Janet Bielby’nin çalışmasında ebeveynler ve bir kardeş akıcı konuşurken, bir kardeşin kekelediği ailelerle yaptığı çalışmasında şu sonuçlara varmıştır;

  • Akıcı konuşan kardeş, kekeleyen kardeşi hakkında- pozitif ve negatif olarak- güçlü duygusal tepkiler göstermiştir. Bu tepkiler kekemeliğin şiddetine göre değişiklik göstermemiştir. Hafif şiddette de ağır şiddette de akıcı konuşan kardeş kekeleyen kardeşi söz konusu olduğunda aynı yoğunlukta duygusal tepki vermiştir
  • Kardeşlerin 3/4’ü kekemelik hakkında aileleriyle konuşmuştur; ancak yalnızca 1 tanesi yaşadığı kekemelik hakkındaki duygu ve düşüncelerini paylaşmıştır.
  • İki kardeşin akıcı konuştuğu grup ile karşılaştırıldığında kekeleyen kardeş ve akıcı konuşan kardeşler arasında ciddi derecede yakınlık gözlenmiştir, ancak aynı zamanda bu ikili arasında fikir ayrılıkları ve anlaşmazlıklar da bir o kadar fazladır.
  • Aileler kekeleyen kardeşe ayrı bir ilgi gösterdiklerini rapor etmişlerdir. Aynı ilgi akıcı konuşan kardeş için gösterilmemektedir.
  • Akıcı konuşan kardeşin kekeleyen kardeş hakkında sıkılmış ve yılmış hissettiği görülmüştür, ancak aynı zamanda kekeleyen kardeşinin başkaları tarafından ezilmesi veya dalga geçilmesine de üzüldüğü görülmüştür.
  • Kardeş çiftlerinin yarısında akıcı konuşan kardeşin kekleyen kardeşe koruyucu gibi davrandığı ve bu durumu pozitif bir davranış olan “diğer kişileri eğitme” olarak tanımladığı görülmüştür.
  • Akıcı konuşan kardeşlerin 2/3’ü terapilere katılmış (Bu diğer aile üyelerinin katılım sayılarından daha yüksektir), ve terapiyi daha konuşmaya açık ve iletişimci bir duruma sokmuşlardır. Bu davranış da pozitif ve yapıcı bir davranış olarak kayıtlara geçmiştir.
  • Terapi programına katılan bazı kardeşler katılım gerekçelerini kekeleyen kardeşlerinin “arkalarını kollamak” olarak belirtmişlerdir.

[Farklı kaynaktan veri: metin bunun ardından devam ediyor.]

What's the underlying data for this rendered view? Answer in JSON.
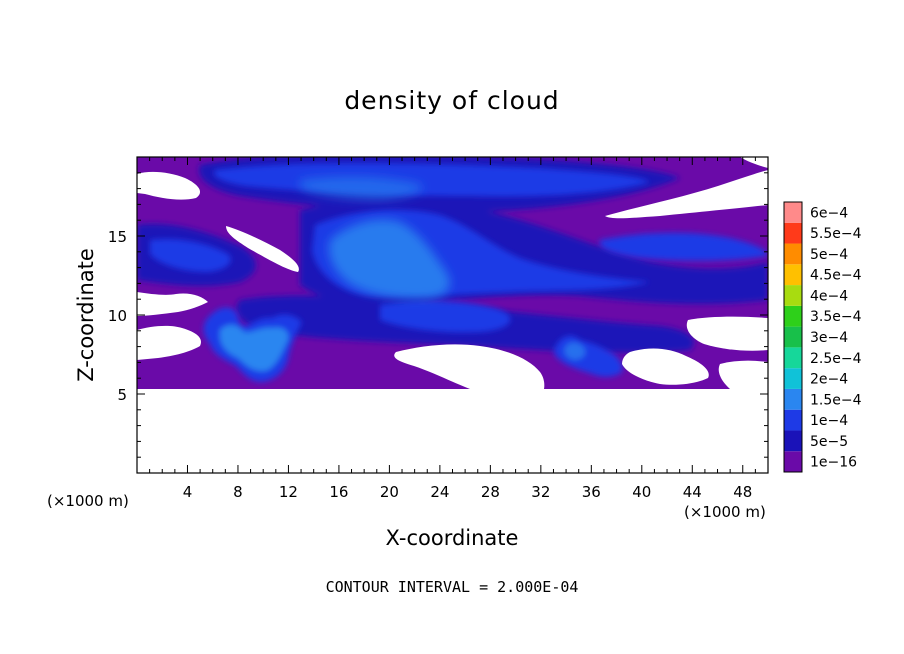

  • Akıcı konuşan kardeşlerin çok büyük bir bölümü terapilere olduklarından daha fazla katkı sağlamak istediklerini belirtmişlerdir.

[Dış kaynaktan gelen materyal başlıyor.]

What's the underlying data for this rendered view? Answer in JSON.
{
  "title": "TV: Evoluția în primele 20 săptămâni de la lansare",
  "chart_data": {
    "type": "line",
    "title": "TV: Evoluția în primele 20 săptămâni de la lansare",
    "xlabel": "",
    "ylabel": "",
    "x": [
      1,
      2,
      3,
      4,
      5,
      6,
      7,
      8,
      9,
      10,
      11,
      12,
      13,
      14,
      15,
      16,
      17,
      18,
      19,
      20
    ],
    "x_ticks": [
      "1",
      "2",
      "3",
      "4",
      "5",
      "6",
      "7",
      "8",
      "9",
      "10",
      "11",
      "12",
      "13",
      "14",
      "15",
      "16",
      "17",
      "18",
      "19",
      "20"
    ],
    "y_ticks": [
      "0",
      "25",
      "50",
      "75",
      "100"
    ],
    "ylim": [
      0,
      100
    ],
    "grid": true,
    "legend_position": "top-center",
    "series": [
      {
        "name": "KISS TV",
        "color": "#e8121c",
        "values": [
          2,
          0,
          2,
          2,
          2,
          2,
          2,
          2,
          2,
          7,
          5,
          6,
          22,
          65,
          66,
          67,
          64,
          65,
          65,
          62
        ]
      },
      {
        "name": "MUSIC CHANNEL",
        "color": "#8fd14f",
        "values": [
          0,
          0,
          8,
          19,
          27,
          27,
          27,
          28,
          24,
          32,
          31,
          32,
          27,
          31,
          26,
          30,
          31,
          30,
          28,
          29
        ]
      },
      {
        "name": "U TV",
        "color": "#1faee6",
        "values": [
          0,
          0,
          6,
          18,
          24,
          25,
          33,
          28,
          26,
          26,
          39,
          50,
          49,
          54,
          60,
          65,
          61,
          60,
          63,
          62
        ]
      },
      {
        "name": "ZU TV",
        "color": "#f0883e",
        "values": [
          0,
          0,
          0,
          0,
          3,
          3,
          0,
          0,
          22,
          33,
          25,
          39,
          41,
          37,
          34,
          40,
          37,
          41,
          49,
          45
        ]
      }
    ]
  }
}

  • Aile odaklı müdahale etkili ve kullanışlıdır, ancak evde de terapi yoğunluğunu korumak için “klinisyen olarak aile” kavramına bağımlıdır. Bu ebeveyn stres seviyesinin kardeşlerin uyum zorluklarını etkileğini gözönüne alındığında ayrıca önem kazanmaktadır.

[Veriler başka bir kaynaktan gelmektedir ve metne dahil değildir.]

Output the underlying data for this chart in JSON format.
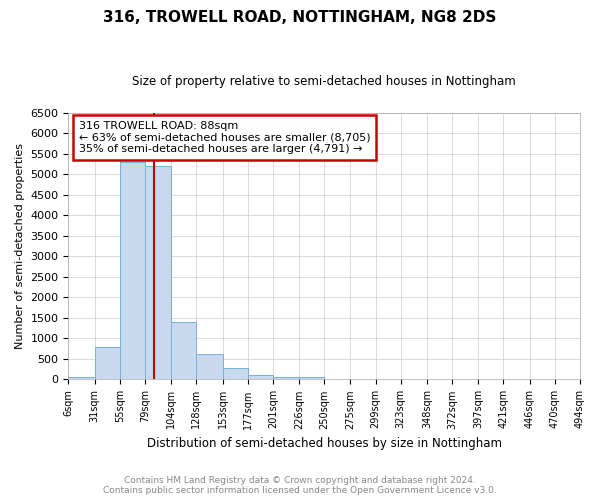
{
  "title": "316, TROWELL ROAD, NOTTINGHAM, NG8 2DS",
  "subtitle": "Size of property relative to semi-detached houses in Nottingham",
  "xlabel": "Distribution of semi-detached houses by size in Nottingham",
  "ylabel": "Number of semi-detached properties",
  "property_size": 88,
  "annotation_line1": "316 TROWELL ROAD: 88sqm",
  "annotation_line2": "← 63% of semi-detached houses are smaller (8,705)",
  "annotation_line3": "35% of semi-detached houses are larger (4,791) →",
  "bar_color": "#c8d8ee",
  "bar_edge_color": "#7aafd4",
  "vline_color": "#cc0000",
  "annotation_box_color": "#ffffff",
  "annotation_box_edge": "#cc0000",
  "footer_text": "Contains HM Land Registry data © Crown copyright and database right 2024.\nContains public sector information licensed under the Open Government Licence v3.0.",
  "ylim": [
    0,
    6500
  ],
  "yticks": [
    0,
    500,
    1000,
    1500,
    2000,
    2500,
    3000,
    3500,
    4000,
    4500,
    5000,
    5500,
    6000,
    6500
  ],
  "bin_edges": [
    6,
    31,
    55,
    79,
    104,
    128,
    153,
    177,
    201,
    226,
    250,
    275,
    299,
    323,
    348,
    372,
    397,
    421,
    446,
    470,
    494
  ],
  "bin_labels": [
    "6sqm",
    "31sqm",
    "55sqm",
    "79sqm",
    "104sqm",
    "128sqm",
    "153sqm",
    "177sqm",
    "201sqm",
    "226sqm",
    "250sqm",
    "275sqm",
    "299sqm",
    "323sqm",
    "348sqm",
    "372sqm",
    "397sqm",
    "421sqm",
    "446sqm",
    "470sqm",
    "494sqm"
  ],
  "bar_heights": [
    50,
    780,
    5300,
    5200,
    1400,
    620,
    270,
    100,
    50,
    50,
    20,
    10,
    5,
    0,
    0,
    0,
    0,
    0,
    0,
    0
  ]
}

  • Başarılı ve etkili bir terapi için kardeşler arası ilişkide kekemeliğin etkileri konusunda farkındalık ve eğitim önemlidir. Kekemeliğin kardeşler arasındaki ilişkiye etkileri hakkında daha iyi bir anlayış geliştirmek terapi sürecinde ailenin terapiye daha sağlıklı bir şekilde uyum sağlamasını ve klinik alanda kardeşlerin daha da etkili olmasını sağlayacaktır.